Der Beklagte und das Verwaltungsgericht haben sich vor dem Hintergrund der auch vom Antragsteller zitierten Rechtsprechung des Bundesverwaltungsgerichts (U.v.13.12.1994 – 1 C 31.92 – juris Rn. 31) ausführlich u.a. mit der Persönlichkeit des Antragstellers, der Schwere der von ihm begangenen Tat und der Höhe der verhängten Strafe befasst.
Das Erstgericht hat auch zutreffend ausgeführt, dass das Vorbringen des Klägers, er habe nichts von der Grenze von 60 Tagessätzen gewusst, keinen Ausnahmefall begründet. Der Kläger hatte vielmehr Rechtsberatung durch einen Bevollmächtigten, der zunächst Einspruch eingelegt hatte. Es stand ihm frei, den Einspruch aufrecht zu erhalten, um eine Reduzierung der Tagessätze zu erwirken. Es liegt daher in seinem Verantwortungsbereich, dass er den Einspruch dann wieder zurücknehmen ließ.
Anders als der Kläger teilt jedoch der Senat die Auffassung des Verwaltungsgerichts, dass die Tat weder Bagatellcharakter hat noch sie aufgrund von Besonderheiten im Verhalten des Klägers in einem milderen Licht erscheint. Der Kläger hat vielmehr dadurch, dass er mit einer Blutalkoholkonzentration von 1,73 Promille – und damit deutlich im Bereich der absoluten Fahruntüchtigkeit – mit einem Pkw am öffentlichen Straßenverkehr teilgenommen hat, deutlich aufgezeigt, dass er mit Gefahren, die von seinem Verhalten für Leben, Gesundheit oder Eigentum Dritter ausgehen, zu sorglos umgeht. Die Risiken, die mit jedem Waffenbesitz verbunden sind, sind aber nur bei solchen Personen hinzunehmen, die nach ihrem Verhalten Vertrauen darin verdienen, dass sie mit Waffen und Munition jederzeit und in jeder Hinsicht ordnungsgemäß umgehen.
Zutreffend ist auch die Auffassung des Verwaltungsgerichts, dass die Unbescholtenheit des Klägers eben so wenig geeignet ist, die Regelvermutung zu entkräften wie die vorgelegten Unterlagen zur verkehrstherapeutischen Schulung und Abstinenz. Dieses kann in Rahmen einer Neuerteilung der Erlaubnisse berücksichtigt werden.

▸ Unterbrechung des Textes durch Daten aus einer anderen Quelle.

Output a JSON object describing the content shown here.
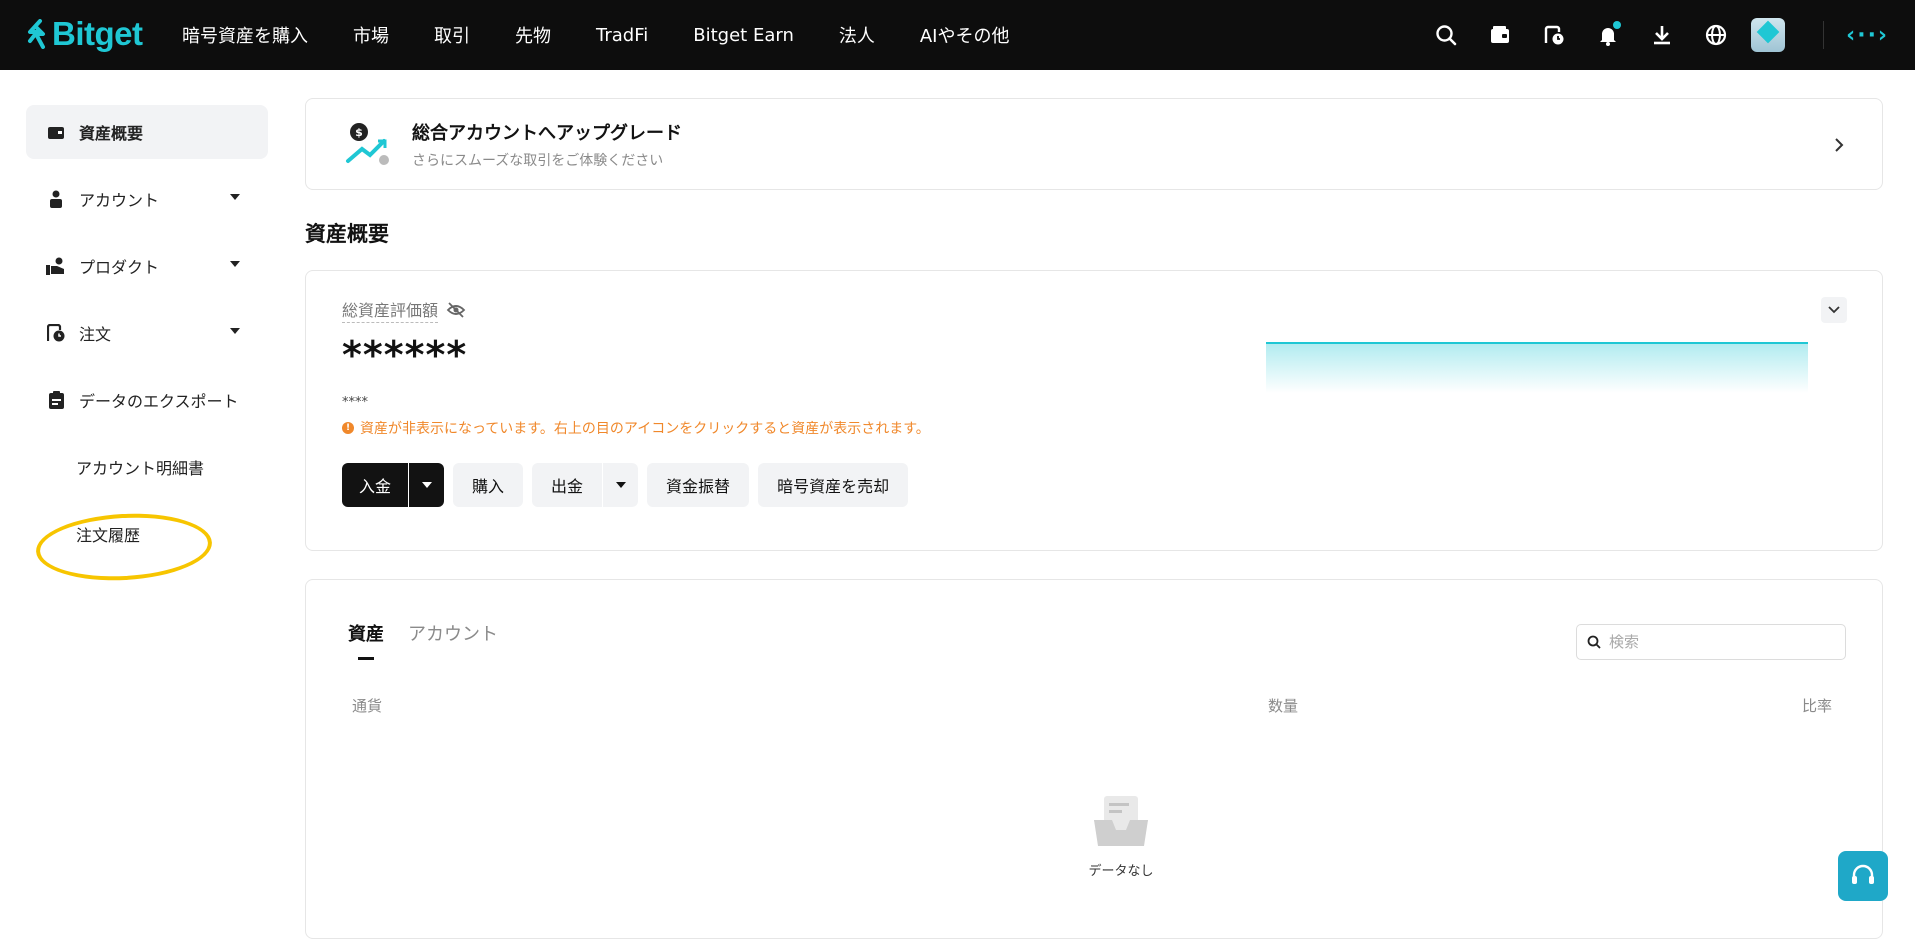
{
  "brand": {
    "name": "Bitget",
    "accent": "#1fc7d4"
  },
  "nav": {
    "items": [
      "暗号資産を購入",
      "市場",
      "取引",
      "先物",
      "TradFi",
      "Bitget Earn",
      "法人",
      "AIやその他"
    ]
  },
  "topbar_icons": [
    "search-icon",
    "wallet-icon",
    "order-history-icon",
    "bell-icon",
    "download-icon",
    "globe-icon"
  ],
  "sidebar": {
    "items": [
      {
        "label": "資産概要",
        "icon": "wallet-icon",
        "active": true
      },
      {
        "label": "アカウント",
        "icon": "user-icon"
      },
      {
        "label": "プロダクト",
        "icon": "product-icon"
      },
      {
        "label": "注文",
        "icon": "order-icon"
      },
      {
        "label": "データのエクスポート",
        "icon": "export-icon"
      }
    ],
    "subitems": [
      "アカウント明細書",
      "注文履歴"
    ]
  },
  "upgrade_banner": {
    "title": "総合アカウントへアップグレード",
    "subtitle": "さらにスムーズな取引をご体験ください"
  },
  "page_title": "資産概要",
  "overview": {
    "label": "総資産評価額",
    "value_masked": "******",
    "sub_value_masked": "****",
    "warning": "資産が非表示になっています。右上の目のアイコンをクリックすると資産が表示されます。",
    "buttons": {
      "deposit": "入金",
      "buy": "購入",
      "withdraw": "出金",
      "transfer": "資金振替",
      "sell": "暗号資産を売却"
    }
  },
  "assets": {
    "tabs": [
      "資産",
      "アカウント"
    ],
    "search_placeholder": "検索",
    "columns": [
      "通貨",
      "数量",
      "比率"
    ],
    "empty_text": "データなし"
  }
}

Die Kostenentscheidung ergibt sich aus § 154 Abs. 2 VwGO.
Die Festsetzung des Streitwerts beruht auf §§ 47, 52 Abs. 1 GKG und Nr. 50.2 des Streitwertkatalogs für die Verwaltungsgerichtsbarkeit in der Fassung von 2013, abgedruckt bei Eyermann, VwGO, 15. Auflage 2019 und entspricht der Streitwertfestsetzung im erstinstanzlichen Verfahren.
Dieser Beschluss ist unanfechtbar (§ 152 Abs. 1 VwGO). Mit der Ablehnung des Zulassungsantrags wird das Urteil des Verwaltungsgerichts rechtskräftig (§ 124a Abs. 5 Satz 4 VwGO).